Древнекитайские города выполняли роль космического отражения Вселенной, их пространственная структура копировала архаические представления о строении космоса. Происходило своего рода включение мира в границы города: солнце всходило на его востоке и садилось на его западе на равных расстояниях. В космогонических теориях древний Китай находился в центре Вселенной и занимал территорию в форме квадрата, поэтому и города, особенно позднечжоуского времени, имели форму прямоугольника, приближающегося к квадрату, в плане ориентированного по сторонам света. Главные сооружения размещались на центральной оси юг-север. В качестве примера можно упомянуть и старый Пекин с императорским дворцом в центре: вход его ориентирован на юг, город имеет строго геометрическую прямоугольную планировку.
Связь древнекитайского города с космологическими представлениями можно рассматривать и с точки зрения человеческой способности к символизации. Архаическому сознанию свойственно убеждение, что символ господствует над объектом, что вещь существует лишь тогда, когда она названа, что обладание символом объекта дает власть воздействовать на него. Связь, устанавливаемая, например, между восточными воротами древнекитайского города и географическим Востоком, есть нормальная связь символа и его объекта. Следовательно, основное назначение города как комплекса космических символов сводилось к тому, чтобы придавать Вселенной упорядоченный образ, вводить в ней порядок через свойственные городу геометризм и меру. В устройстве города отражалось стремление магическими средствами поддерживать существующий природный и социальный порядок. Древнекитайский город дает прекрасный пример свойственного архаическому сознанию пересечения пространственных и временных представлений: так, северные ворота означали не только север, но и зиму, восточные — не только восток, но и весну.

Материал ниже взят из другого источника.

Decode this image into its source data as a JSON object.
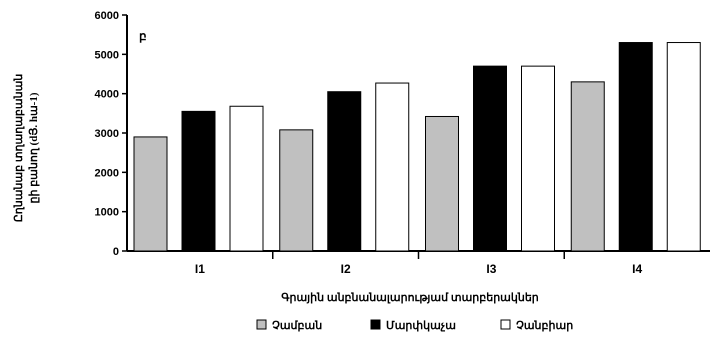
{
  "chart_data": {
    "type": "bar",
    "panel_label": "բ",
    "categories": [
      "I1",
      "I2",
      "I3",
      "I4"
    ],
    "series": [
      {
        "name": "Չամբան",
        "color": "#c0c0c0",
        "values": [
          2900,
          3080,
          3420,
          4300
        ]
      },
      {
        "name": "Մարփկաչա",
        "color": "#000000",
        "values": [
          3550,
          4050,
          4700,
          5300
        ]
      },
      {
        "name": "Չանբիար",
        "color": "#ffffff",
        "values": [
          3680,
          4270,
          4700,
          5300
        ]
      }
    ],
    "ylim": [
      0,
      6000
    ],
    "yticks": [
      0,
      1000,
      2000,
      3000,
      4000,
      5000,
      6000
    ],
    "ylabel_line1": "Ըղնանաբ տղաղաբանան",
    "ylabel_line2": "ըի բանող (dՅ. hա-1)",
    "xlabel": "Գրային անբնանալարությամ տարբերակներ",
    "grid": false,
    "legend_position": "bottom"
  }
}
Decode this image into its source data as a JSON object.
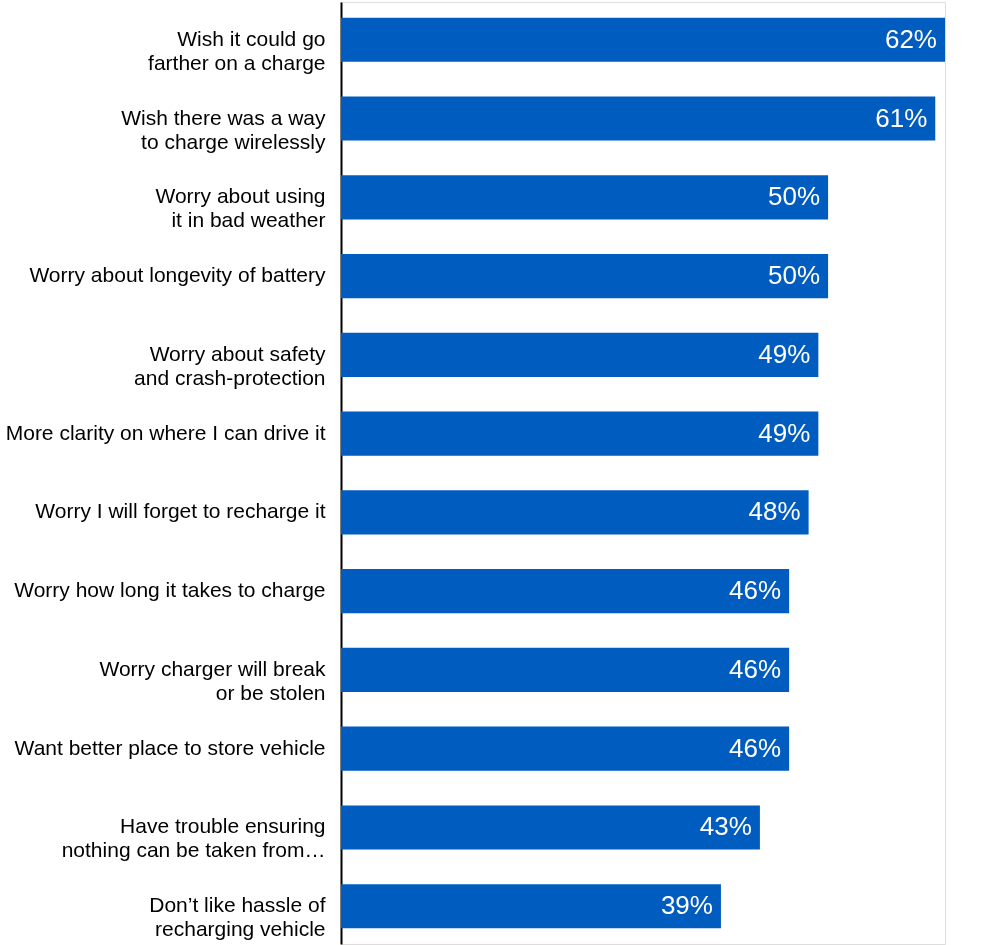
{
  "chart_data": {
    "type": "bar",
    "orientation": "horizontal",
    "value_labels": [
      "62%",
      "61%",
      "50%",
      "50%",
      "49%",
      "49%",
      "48%",
      "46%",
      "46%",
      "46%",
      "43%",
      "39%"
    ],
    "categories": [
      "Wish it could go\nfarther on a charge",
      "Wish there was a way\nto charge wirelessly",
      "Worry about using\nit in bad weather",
      "Worry about longevity of battery",
      "Worry about safety\nand crash-protection",
      "More clarity on where I can drive it",
      "Worry I will forget to recharge it",
      "Worry how long it takes to charge",
      "Worry charger will break\nor be stolen",
      "Want better place to store vehicle",
      "Have trouble ensuring\nnothing can be taken from…",
      "Don’t like hassle of\nrecharging vehicle"
    ],
    "values": [
      62,
      61,
      50,
      50,
      49,
      49,
      48,
      46,
      46,
      46,
      43,
      39
    ],
    "color": "#005cbf"
  }
}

Накладывающиеся и пересекающиеся отношения оппозиции и синонимии, задающие структуру картине мира, проявляются в городской символике в том, что части Вселенной и части города соответствовали определенным качествам, природным стихиям, цветовым классификаторам и т.д. Так, например, город попадал в один вертикальный ряд с землей, серединой, урожаем, желтым цветом и вкусовым классификатором — сладкий. Подобное мировоззрение — остаток тех времен, когда мифология рассматривала все бытие — природное и социальное, все проявления его как единое целое.